Le malentendu est grand. Vu d’Allemagne, il n’est pas sûr que l’on pût encore s’accrocher à une telle image, bien que les participants allemands à ces numéros d’hommage fussent des auteurs de premier rang[9]. Une révolution radicale était attendue dès ces années là qui s’appuyait sur une figure exclusive de Goethe : Hölderlin. C’était le pari de Heidegger que de révolutionner la philosophie à partir de ce poète allemand[10]. Les Cahiers noirs montrent avec quel dégoût Heidegger voit en 1945 la perspective du remplacement de Hölderlin comme poète de référence par le Goethe bourgeois, humaniste et conservateur. Goethe fut ici une figure du rejet.
Pourtant, la poésie goethéenne pouvait, en ces mêmes années de guerre, être susceptible de reprises allant à l’encontre de ces clichés. Il suffisait parfois de copier un poème anodin sur un cahier : en date du 12 février 1944, c’est ce que fit Anne Frank. La signification nouvelle du poème La violette, Das Veilchen, de veine anacréontique, était-elle due à sa lectrice ou simplement aux circonstances ? Le désir de reconnaissance de la violette bientôt écrasée sous les pas -écrasée par la botte militaire ? – vient dire quelque chose non pas de Goethe sans doute, mais par Goethe[11]. Goethe devient ici une langue permettant de parler de l’Allemagne, plus que l’allemand lui-même, permettant ici peut-être d’exprimer les rapports entre juifs et Allemands au moment le plus terrible. Ici, la date et le scripteur transforment le poème.
Goethe sert ici d’interprétant de l’histoire allemande. Il est devenu un langage qui ne vaut pas tant pour lui-même que pour ce qu’il permet d’énoncer le sens des circonstances nouvelles qui vont à sa rencontre.

 ***

Une œuvre malléable, parce qu’elle s’y prête, promet la réconciliation européenne, symbolise la morne bourgeoisie, ou permet d’énoncer le tragique d’une situation de non reconnaissance – et tant de possibilités encore.
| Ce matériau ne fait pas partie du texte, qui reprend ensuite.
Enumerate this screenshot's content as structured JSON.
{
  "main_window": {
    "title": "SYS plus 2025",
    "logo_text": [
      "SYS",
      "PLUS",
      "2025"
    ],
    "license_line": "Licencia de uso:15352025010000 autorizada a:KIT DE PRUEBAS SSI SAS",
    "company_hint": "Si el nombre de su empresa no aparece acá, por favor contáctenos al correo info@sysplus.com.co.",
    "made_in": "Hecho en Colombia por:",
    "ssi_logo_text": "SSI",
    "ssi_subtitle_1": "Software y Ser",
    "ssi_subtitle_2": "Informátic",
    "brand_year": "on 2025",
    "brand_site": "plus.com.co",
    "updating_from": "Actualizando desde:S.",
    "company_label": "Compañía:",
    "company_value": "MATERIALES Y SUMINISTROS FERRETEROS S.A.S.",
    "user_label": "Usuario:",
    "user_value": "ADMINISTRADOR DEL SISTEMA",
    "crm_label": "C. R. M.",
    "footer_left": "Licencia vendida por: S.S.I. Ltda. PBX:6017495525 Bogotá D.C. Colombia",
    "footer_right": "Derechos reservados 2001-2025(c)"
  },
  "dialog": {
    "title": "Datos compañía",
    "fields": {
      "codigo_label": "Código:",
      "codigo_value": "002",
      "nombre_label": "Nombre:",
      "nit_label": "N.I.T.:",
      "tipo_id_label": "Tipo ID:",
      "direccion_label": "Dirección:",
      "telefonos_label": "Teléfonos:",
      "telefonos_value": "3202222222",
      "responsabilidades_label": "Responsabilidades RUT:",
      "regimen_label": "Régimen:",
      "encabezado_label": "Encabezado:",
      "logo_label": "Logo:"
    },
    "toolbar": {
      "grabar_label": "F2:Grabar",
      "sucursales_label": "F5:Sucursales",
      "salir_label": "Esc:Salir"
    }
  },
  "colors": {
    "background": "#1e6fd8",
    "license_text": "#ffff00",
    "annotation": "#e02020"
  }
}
Ces trois exemples, à peine évoqués, indiquent, au-delà de l’inactualité structurelle de Goethe à l’égard de sa propre œuvre, son inactualité conjoncturelle. L’œuvre s’est tissée dans la mémoire collective, souvent encombrante, obligeant, si l’on veut s’y référer, à des écarts nets, des brusqueries, comme le fit encore récemment Frank Castorf dans son « Faust ». À ce titre même, elle permet de dire, par elle, avec elle, parfois contre elle. Mais cet inconfort n’est-il pas déjà annoncé dans celui qui hantait Goethe lui-même, acharné à se faire et à s’échapper tout autant ?
Ces deux formes se complètent sans doute, mais comment ?



Réflexions présentées au Goethe-Institut de Paris, le 4 juin 2018


[1] E. R. Curtius : « La France du XIXe siècle n’a pas produit un seul ouvrage central sur Goethe », « Goethe ou le classique allemand », NRF 222, 1932, p. 325.
[2] Jules Romains, « En pensant à Goethe », Europe 112, 15 avril 1932, p. 238.
[3] A. Gide, „Goethe“, NRF, 1932, p. 375. Dans Corydon, Gide s’appuie fortement sur Goethe pour étayer l’acceptation de son désir.
[4] C’est Pierre Louys qui fait lire à Gide le Second Faust, quand ils sont encore lycéens.
[5] Curtius, „Goethe ou le classique allemand », p. 346.
[6] Ibid., p. 350.
[7] André Suarès, „Goethe, l’universel“, NRF 1932, p. 389.
[8] Laquelle, de son côté, allait devenir par les Nietzsche-Archiv une ville « nietzschéenne », autrement.
[9] Manfred Müller, „Nationalsozialistische Einflüsse auf die Vorbereitung und den Ablauf der Reichsgedächtnisfeier für Goethe 1932 in Weimar“, Zeitschrift für Germanistik Neue Folge, Vol. 14, No. 3 (2004), pp. 608-613.
[10] Heidegger, GA 97, 60. Voir pour le contexte Christian Sommer, Mythologie de l’événement. Heidegger avec Hölderlin, Paris, PUF, 2017.
[11] Ach! Aber ach! Das Mädchen kam / Und nicht in acht das Veilchen Nahm, / Ertrat das arme Veilchen.